N. Korea repeatedly moving missiles
SEOUL, South Korea—North Korea has been repeatedly moving multiple missiles around in an apparent bid to confuse outside intelligence gatherers ahead of an expected launch or to create an impression that it is planning multiple launches.
According to intelligence analysis cited by the South Korean news agency Yonhap, two midrange Musudan missiles have been repeatedly moved in and out of a warehouse on the North Korean east coast.
At the same time, at least five mobile launch vehicles have also been spotted swapping places and positions.
“There are signs the North could fire off Musudan missiles any time soon,” an intelligence source told Yonhap.
“But the North has been repeatedly moving its missiles in and out of a shed, which needs close monitoring.”
Another source suggested Pyongyang was hoping to “fatigue” South Korean and US intelligence gatherers who have been on a heightened state of surveillance alert since Wednesday.
The midrange missiles mobilized by the North are reported to be untested Musudan models with an estimated range of anywhere up to 4,000 kilometers.
That would cover any target in South Korea and Japan, and possibly even US military bases on the Pacific island of Guam.
North Korea has proved quite adept at confounding intelligence monitoring in the past.
Its long-range rocket launch in December was widely flagged in advance and was subjected to intense satellite scrutiny.
In the end, the rocket blasted off hours after a succession of South Korean media outlets, citing satellite imagery analysis by government, diplomatic and military sources, suggested the launch was facing a lengthy delay.
Yonhap had quoted military officials as saying the entire three-stage Unha-3 carrier had been removed from the launch pad and returned to a nearby assembly facility for repair.
Various Japanese media on Thursday reported defense officials confirming that at least one of the North Korean mobile launchers had placed its pad in a launch-ready position.

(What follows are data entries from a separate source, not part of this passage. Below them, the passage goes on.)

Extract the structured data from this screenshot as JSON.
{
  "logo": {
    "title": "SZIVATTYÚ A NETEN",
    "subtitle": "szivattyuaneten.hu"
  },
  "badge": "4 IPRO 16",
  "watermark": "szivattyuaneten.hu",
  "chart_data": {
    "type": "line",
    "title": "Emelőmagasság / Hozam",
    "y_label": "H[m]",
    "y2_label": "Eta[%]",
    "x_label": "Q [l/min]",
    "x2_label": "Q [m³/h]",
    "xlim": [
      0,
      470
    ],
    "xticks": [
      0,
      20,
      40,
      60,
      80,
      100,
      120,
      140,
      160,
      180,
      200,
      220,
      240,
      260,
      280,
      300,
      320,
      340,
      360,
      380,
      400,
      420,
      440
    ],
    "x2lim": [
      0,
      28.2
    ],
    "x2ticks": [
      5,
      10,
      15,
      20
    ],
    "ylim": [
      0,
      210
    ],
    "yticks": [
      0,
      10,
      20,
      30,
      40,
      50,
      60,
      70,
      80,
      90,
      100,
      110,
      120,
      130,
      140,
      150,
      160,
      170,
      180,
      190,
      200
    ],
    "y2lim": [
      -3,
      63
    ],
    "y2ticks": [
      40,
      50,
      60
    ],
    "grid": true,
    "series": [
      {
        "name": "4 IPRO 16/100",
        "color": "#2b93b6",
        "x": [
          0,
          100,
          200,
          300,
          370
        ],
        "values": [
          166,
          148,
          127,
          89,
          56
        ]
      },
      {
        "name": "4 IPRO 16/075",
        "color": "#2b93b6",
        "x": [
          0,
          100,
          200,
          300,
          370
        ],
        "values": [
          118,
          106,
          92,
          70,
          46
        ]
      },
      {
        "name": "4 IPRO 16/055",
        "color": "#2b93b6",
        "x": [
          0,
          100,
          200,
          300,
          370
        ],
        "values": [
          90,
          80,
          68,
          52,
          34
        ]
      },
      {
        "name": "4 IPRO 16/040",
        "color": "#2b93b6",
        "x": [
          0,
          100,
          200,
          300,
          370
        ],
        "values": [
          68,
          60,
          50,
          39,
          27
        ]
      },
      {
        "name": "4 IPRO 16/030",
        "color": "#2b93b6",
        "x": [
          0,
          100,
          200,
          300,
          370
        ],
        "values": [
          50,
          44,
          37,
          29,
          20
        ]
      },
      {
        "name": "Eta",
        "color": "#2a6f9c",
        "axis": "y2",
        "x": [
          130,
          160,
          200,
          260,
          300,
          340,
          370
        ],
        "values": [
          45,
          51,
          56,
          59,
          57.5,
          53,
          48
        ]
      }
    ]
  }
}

The reports also said that such moves could be deliberate attempts by North Korea to sow confusion and did not necessarily indicate a launch was imminent.
A defense ministry spokesperson contacted by AFP declined to comment, citing a desire not to compromise secrecy surrounding intelligence-gathering capabilities.
Japan’s Chief Cabinet Secretary Yoshihide Suga, asked about the reports, said the government was doing everything it can “to protect the lives and the safety of our people.”
“We are aware of all sorts of information. We are sharing information with South Korea and the United States,” Suga said.
Guam raised its official threat level on Thursday after warnings from North Korea identifying the island as a potential missile target.
With a missile test expected at any time, authorities said the US territory in the western Pacific was on yellow alert, the middle phase of a three-step “traffic light” system composing of green, yellow and red levels.
“This means we should continue with our daily lives while preparing ourselves for any potential of an emergency,” the Guam government said in a statement, describing the risk to the island as “medium.”
“It also means the government pulls its resources together through the emergency operations center to ensure we are prepared to respond to emergencies,” the government said.
Guam’s emergency alert system, which sets off sirens across the island and interrupts regular television and radio broadcasts to deliver information, was tested at 10 a.m. Thursday.
Gov. Eddie Calvo said the test had been successful and the Guam Department of Homeland Security’s joint information center was now operating 24 hours a day to provide advice to the island’s population of 180,000.
Homeland Security has described the chances of a North Korean attack as remote, noting that Guam “is protected by the greatest nation and military in the world, the United States of America.”
But as a precaution, it launched a campaign this week urging residents to prepare emergency kits and family disaster plans.
Fact sheets have been distributed around the island advising residents on how to protect their families, stay informed and perform tasks such as blast-proofing doors and windows with plastic and tape.
Calvo said he had received assurances from US military commanders on the island, which bristles with American military facilities and bases, that defenses were “strong and adequate.”
Guam, which came under US control in 1898 after the Spanish-American War, lies about 3,380 km southeast of North Korea, meaning it is theoretically in range of Pyongyang’s missiles.
Washington has scrambled to deploy its Thaad (Terminal High Altitude Area Defense) missile shield to Guam, a truck-mounted system capable of tracking and shooting down an enemy projectile.